La campagne meurtrière de retour au travail entre dans une nouvelle phase, encore plus meurtrière du à la campagne lancée pour forcer les enseignants et le personnel scolaire à retourner dans des écoles dangereuses et délabrées. L’élite dirigeante se moque bien du nombre de travailleurs sacrifiés dans la course effrénée au profit et à l’extension des fortunes de l’oligarchie.

L’attaque contre le supplément chômage est un élément majeur dans une politique de guerre des classes dirigée contre l’ensemble de la population active. La réduction ou la suppression des allocations chômage est une arme dans cette guerre.

Comme l’a écrit le site web du Parti socialiste mondial le 17 juillet:

Ce serait difficile d’imaginer un ordre social plus corrompu que celui qui existe actuellement. La pandémie est devenue un facteur favorable à l’enrichissement de l’oligarchie financière.
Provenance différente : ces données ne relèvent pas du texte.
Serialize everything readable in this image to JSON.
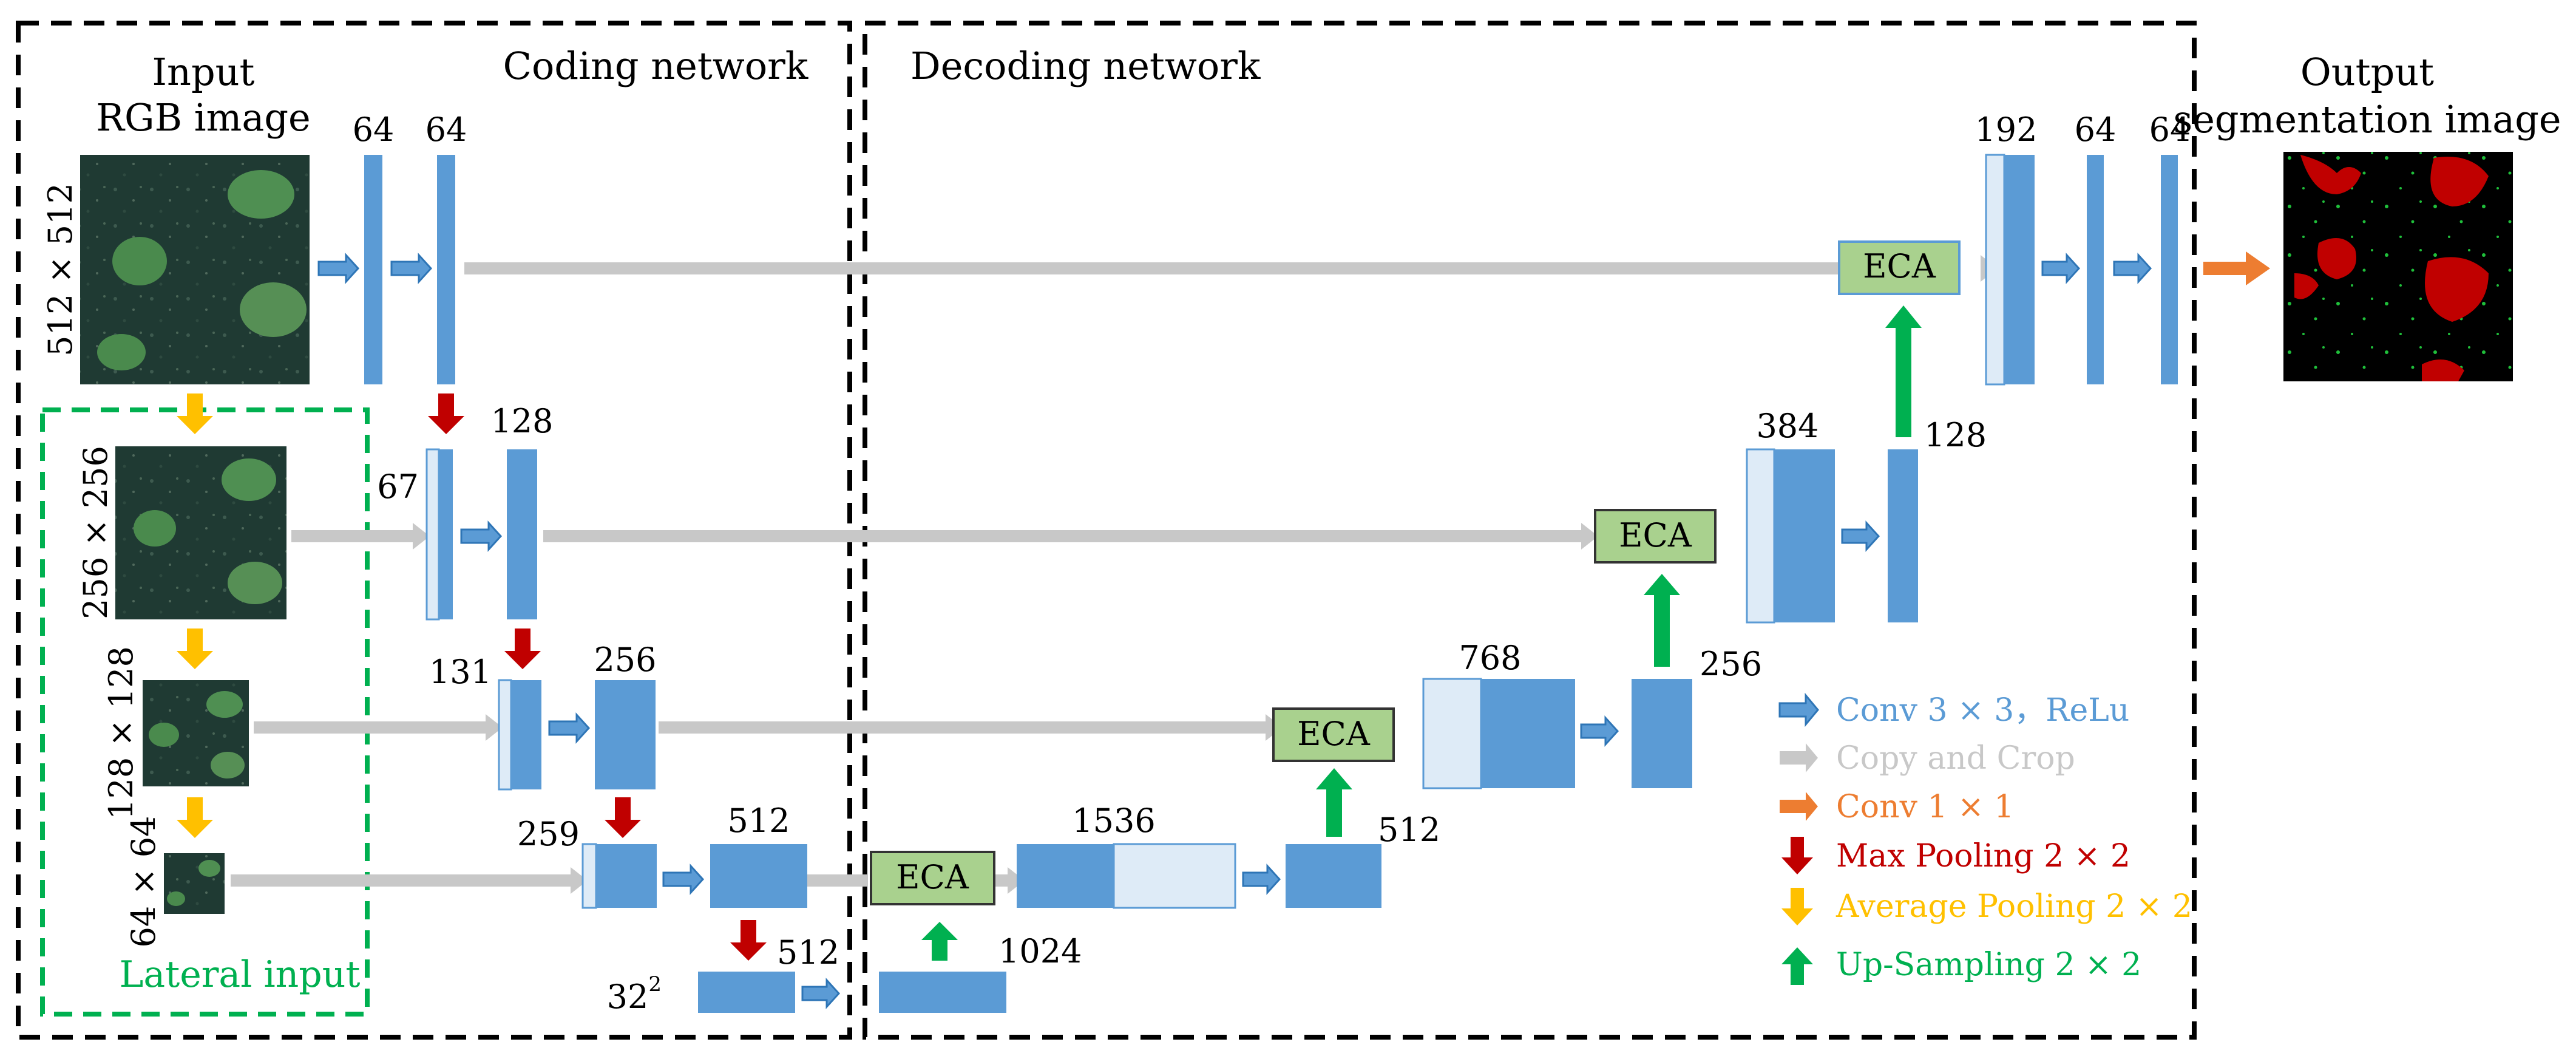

Tant que la crise servira de prétexte à des renflouements massifs par la Réserve fédérale, il n’existe aucun incitatif à la maîtriser.

Le Parti de l’égalité socialiste et ses candidats aux élections de 2020 – Joseph Kishore à la présidence et Norissa Santa Cruz à la vice-présidence – exigent la fin des campagnes de retour prématuré et dangereux au travail et dans les écoles.

Les candidats du PES demandent l’abrogation de la loi CARES et la saisie des milliers de milliards de dollars remis aux entreprises et aux banques. Il faut utiliser cet argent pour protéger et augmenter les allocations des chômeurs et mettre fin à tous les licenciements. Il faut garantir aux travailleurs non essentiels mis sur la touche par la pandémie un revenu complet, et aux travailleurs essentiels restés au travail un lieu de travail sûr et une prime de risque.

Cet argent doit également servir à financer un effort coordonné au plan mondial pour contenir et éradiquer le coronavirus ; réaliser un programme d’urgence pour développer et mettre à neuf le système des soins de santé ; organiser sur une base internationale et non lucrative le développement de traitements curatifs et d’un vaccin ; et fournir un traitement médical de qualité et égal pour tous à ceux qui sont touchés.

La réaction des capitalistes à la pandémie a mis en évidence la faillite et la pourriture de tout ce système. Il n’y a pas d’issue au miasme de la maladie, de la mort et de la pauvreté en dehors d’une lutte directe menée contre ce système, contre la classe de parasites qui le dirige et les partis et politiciens qui exécutent ses ordres.